John Schwartze said...

"Cannibal!, by South Park’s Trey Parker, is cannibalism deficient..."

(so is the movie...)

and generally lacks that SP imaginativeness

(uhh, budget+stage-vs-film+same script=imaginativeness but not SP quality, since the movie was a prototype for SP, which came before SP exhisted, and not the fully realized and road-tested premise that required the medium of animation to make really, really funny, ya stupid yank! Freakin relax! Its just a fucking play!)

"...which could have made this wonderfully camp."

(...IT IS CAMP! I FEEL LIKE I'M TAKING CRAZY PILLS!!!)

"The amateurish production...(Always a great choice of words for a writer with no specific focus on strength and weaknesses, intent to elevate the form, or just have fun) interprets bad singing, dancing as all that’s needed for a spoof. (you left out all the other stuff they spoofed, ya too lazy to notice?) But it just makes this show bad, and not bad enough to be good. (are you talking mixolydian scales or something? damn, I thought this was going to be a challenge...This review isn't bad enough to be good)

Anonymous said...

AMEN, 8/06/2008 01:50:00 PM!!!!

Anonymous said...

Have you ever seen the video of William Shatner reading Rocket Man as spoken word? It's brilliant!

Have you ever seen a drunk guy with no sense of rhythm reading Rocket Man as spoken word at Open Mic night? Not so brilliant!

What's your point?
I'm glad you asked...

Saying that this production is comparable to the movie just because they're both bad is not a good way to say your show deserves an audience.

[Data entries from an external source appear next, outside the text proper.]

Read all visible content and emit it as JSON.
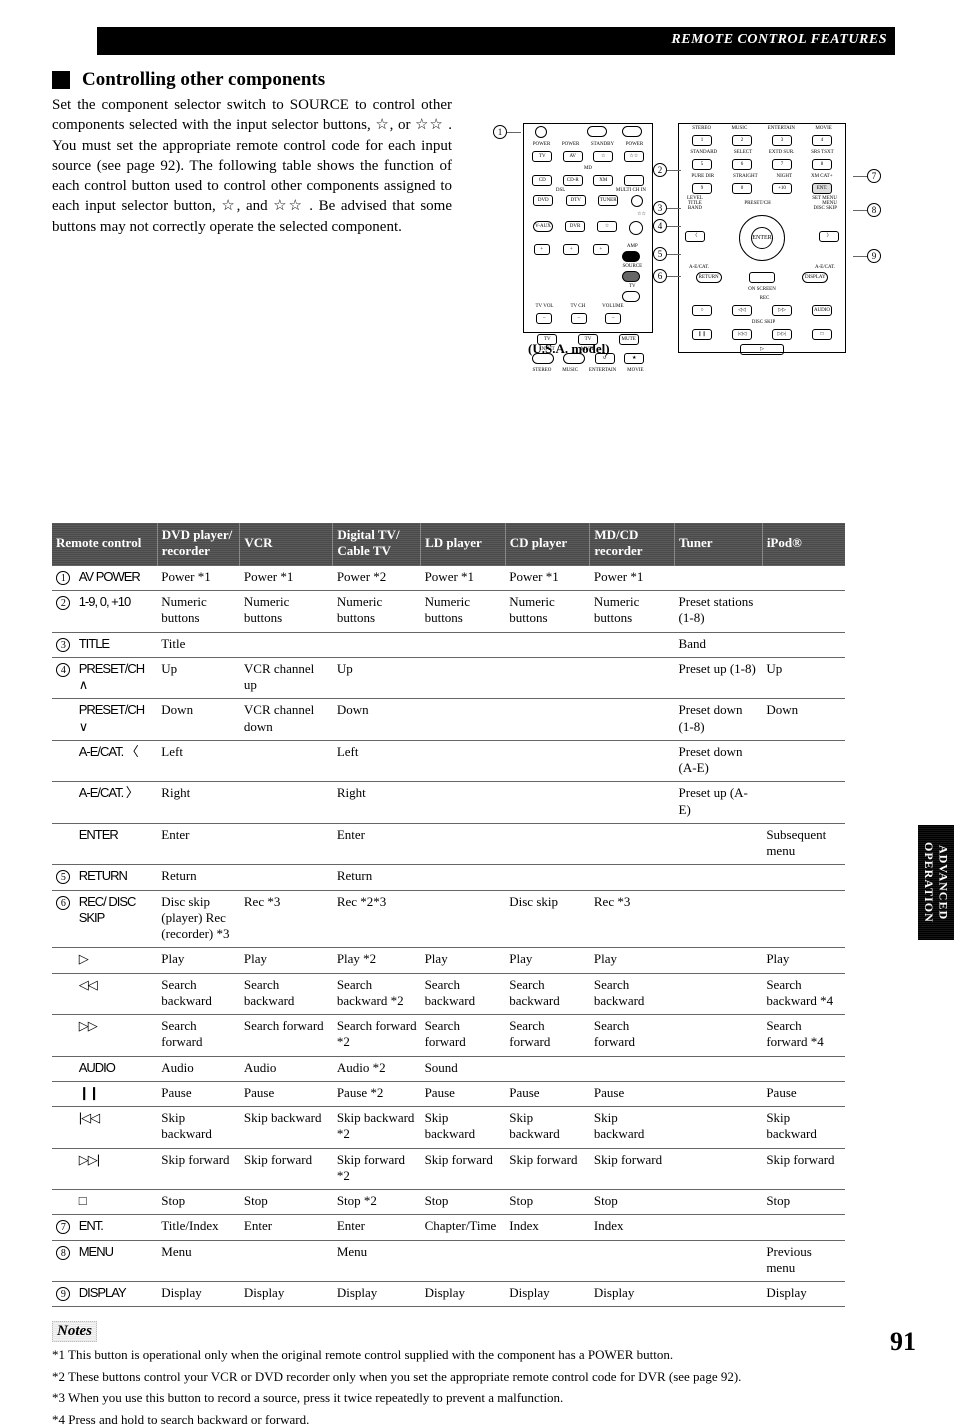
{
  "header_bar": "REMOTE CONTROL FEATURES",
  "section_title": "Controlling other components",
  "intro_html": "Set the component selector switch to SOURCE to control other components selected with the input selector buttons, ☆, or ☆☆ . You must set the appropriate remote control code for each input source (see page 92). The following table shows the function of each control button used to control other components assigned to each input selector button, ☆, and ☆☆ . Be advised that some buttons may not correctly operate the selected component.",
  "usa_model": "(U.S.A. model)",
  "callouts_left": [
    "1",
    "2"
  ],
  "callouts_right": [
    "7",
    "8",
    "9"
  ],
  "callouts_mid_right": [
    "3",
    "4",
    "5",
    "6"
  ],
  "columns": [
    "Remote control",
    "DVD player/ recorder",
    "VCR",
    "Digital TV/ Cable TV",
    "LD player",
    "CD player",
    "MD/CD recorder",
    "Tuner",
    "iPod®"
  ],
  "rows": [
    {
      "idx": "1",
      "rc": "AV POWER",
      "cells": [
        "Power *1",
        "Power *1",
        "Power *2",
        "Power *1",
        "Power *1",
        "Power *1",
        "",
        ""
      ]
    },
    {
      "idx": "2",
      "rc": "1-9, 0, +10",
      "cells": [
        "Numeric buttons",
        "Numeric buttons",
        "Numeric buttons",
        "Numeric buttons",
        "Numeric buttons",
        "Numeric buttons",
        "Preset stations (1-8)",
        ""
      ]
    },
    {
      "idx": "3",
      "rc": "TITLE",
      "cells": [
        "Title",
        "",
        "",
        "",
        "",
        "",
        "Band",
        ""
      ]
    },
    {
      "idx": "4",
      "rc": "PRESET/CH ∧",
      "cells": [
        "Up",
        "VCR channel up",
        "Up",
        "",
        "",
        "",
        "Preset up (1-8)",
        "Up"
      ]
    },
    {
      "idx": "",
      "rc": "PRESET/CH ∨",
      "cells": [
        "Down",
        "VCR channel down",
        "Down",
        "",
        "",
        "",
        "Preset down (1-8)",
        "Down"
      ]
    },
    {
      "idx": "",
      "rc": "A-E/CAT. 〈",
      "cells": [
        "Left",
        "",
        "Left",
        "",
        "",
        "",
        "Preset down (A-E)",
        ""
      ]
    },
    {
      "idx": "",
      "rc": "A-E/CAT. 〉",
      "cells": [
        "Right",
        "",
        "Right",
        "",
        "",
        "",
        "Preset up (A-E)",
        ""
      ]
    },
    {
      "idx": "",
      "rc": "ENTER",
      "cells": [
        "Enter",
        "",
        "Enter",
        "",
        "",
        "",
        "",
        "Subsequent menu"
      ]
    },
    {
      "idx": "5",
      "rc": "RETURN",
      "cells": [
        "Return",
        "",
        "Return",
        "",
        "",
        "",
        "",
        ""
      ]
    },
    {
      "idx": "6",
      "rc": "REC/ DISC SKIP",
      "cells": [
        "Disc skip (player) Rec (recorder) *3",
        "Rec *3",
        "Rec *2*3",
        "",
        "Disc skip",
        "Rec *3",
        "",
        ""
      ]
    },
    {
      "idx": "",
      "rc": "▷",
      "cells": [
        "Play",
        "Play",
        "Play *2",
        "Play",
        "Play",
        "Play",
        "",
        "Play"
      ]
    },
    {
      "idx": "",
      "rc": "◁◁",
      "cells": [
        "Search backward",
        "Search backward",
        "Search backward *2",
        "Search backward",
        "Search backward",
        "Search backward",
        "",
        "Search backward *4"
      ]
    },
    {
      "idx": "",
      "rc": "▷▷",
      "cells": [
        "Search forward",
        "Search forward",
        "Search forward *2",
        "Search forward",
        "Search forward",
        "Search forward",
        "",
        "Search forward *4"
      ]
    },
    {
      "idx": "",
      "rc": "AUDIO",
      "cells": [
        "Audio",
        "Audio",
        "Audio *2",
        "Sound",
        "",
        "",
        "",
        ""
      ]
    },
    {
      "idx": "",
      "rc": "❙❙",
      "cells": [
        "Pause",
        "Pause",
        "Pause *2",
        "Pause",
        "Pause",
        "Pause",
        "",
        "Pause"
      ]
    },
    {
      "idx": "",
      "rc": "|◁◁",
      "cells": [
        "Skip backward",
        "Skip backward",
        "Skip backward *2",
        "Skip backward",
        "Skip backward",
        "Skip backward",
        "",
        "Skip backward"
      ]
    },
    {
      "idx": "",
      "rc": "▷▷|",
      "cells": [
        "Skip forward",
        "Skip forward",
        "Skip forward *2",
        "Skip forward",
        "Skip forward",
        "Skip forward",
        "",
        "Skip forward"
      ]
    },
    {
      "idx": "",
      "rc": "□",
      "cells": [
        "Stop",
        "Stop",
        "Stop *2",
        "Stop",
        "Stop",
        "Stop",
        "",
        "Stop"
      ]
    },
    {
      "idx": "7",
      "rc": "ENT.",
      "cells": [
        "Title/Index",
        "Enter",
        "Enter",
        "Chapter/Time",
        "Index",
        "Index",
        "",
        ""
      ]
    },
    {
      "idx": "8",
      "rc": "MENU",
      "cells": [
        "Menu",
        "",
        "Menu",
        "",
        "",
        "",
        "",
        "Previous menu"
      ]
    },
    {
      "idx": "9",
      "rc": "DISPLAY",
      "cells": [
        "Display",
        "Display",
        "Display",
        "Display",
        "Display",
        "Display",
        "",
        "Display"
      ]
    }
  ],
  "notes_label": "Notes",
  "notes": [
    "*1 This button is operational only when the original remote control supplied with the component has a POWER button.",
    "*2 These buttons control your VCR or DVD recorder only when you set the appropriate remote control code for DVR (see page 92).",
    "*3 When you use this button to record a source, press it twice repeatedly to prevent a malfunction.",
    "*4 Press and hold to search backward or forward."
  ],
  "sidetab": "ADVANCED OPERATION",
  "page_number": "91",
  "remote_labels_row1": [
    "POWER",
    "AV",
    "☆",
    "☆☆"
  ],
  "remote_labels_row2": [
    "TV",
    "",
    "STANDBY",
    "POWER"
  ],
  "remote_labels_row3": [
    "CD",
    "CD-R",
    "XM",
    "–"
  ],
  "remote_labels_row4": [
    "DVD",
    "DTV",
    "TUNER",
    "○"
  ],
  "remote_labels_row5": [
    "V-AUX",
    "DVR",
    "☆",
    "○"
  ],
  "remote_labels_vol": [
    "+",
    "+",
    "+"
  ],
  "remote_labels_vol2": [
    "TV VOL",
    "TV CH",
    "VOLUME"
  ],
  "remote_labels_bottom": [
    "TV INPUT",
    "TV MUTE",
    "MUTE"
  ],
  "remote2_row1": [
    "STEREO",
    "MUSIC",
    "ENTERTAIN",
    "MOVIE"
  ],
  "remote2_row2": [
    "STANDARD",
    "SELECT",
    "EXTD SUR.",
    "SRS TSXT"
  ],
  "remote2_row3": [
    "PURE DIRECT",
    "STRAIGHT",
    "NIGHT",
    "XM CAT +"
  ],
  "remote2_row4": [
    "LEVEL",
    "TITLE",
    "BAND",
    "PRESET/CH",
    "SET MENU",
    "MENU",
    "DISC SKIP"
  ],
  "remote2_nav": [
    "∧",
    "〈",
    "ENTER",
    "〉",
    "∨"
  ],
  "remote2_row5": [
    "RETURN",
    "ON SCREEN",
    "DISPLAY"
  ],
  "remote2_row6": [
    "REC",
    "AUDIO",
    "ENT."
  ],
  "remote2_row7": [
    "□",
    "|◁◁",
    "▷▷|",
    "□"
  ],
  "remote2_row8": [
    "▷"
  ]
}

I'd rather watch William Shatner read spoken word, even if it's bad - just as I'd rather see Trey and Matt sing badly in an under budgeted film, even if it's bad. It's charming because we have seen the SP dudes capable of absolute brilliance...

Third Eye? Well...I guess we'll have to give it time and wait until the dust settles on their career before we can just the sum of their work.

tib said...

I saw the show and thought it was great :)

Anonymous said...

The play was in many ways BETTER than the movie. The stage show had a mix of amateurs and pros and was solid throughout. The movie was made by college students with almost no experience performing. Trey Parker may be famous now, but Cannibal was a weak movie. Third Eye proved you CAN polish a horse turd. Comedy alchemists they are!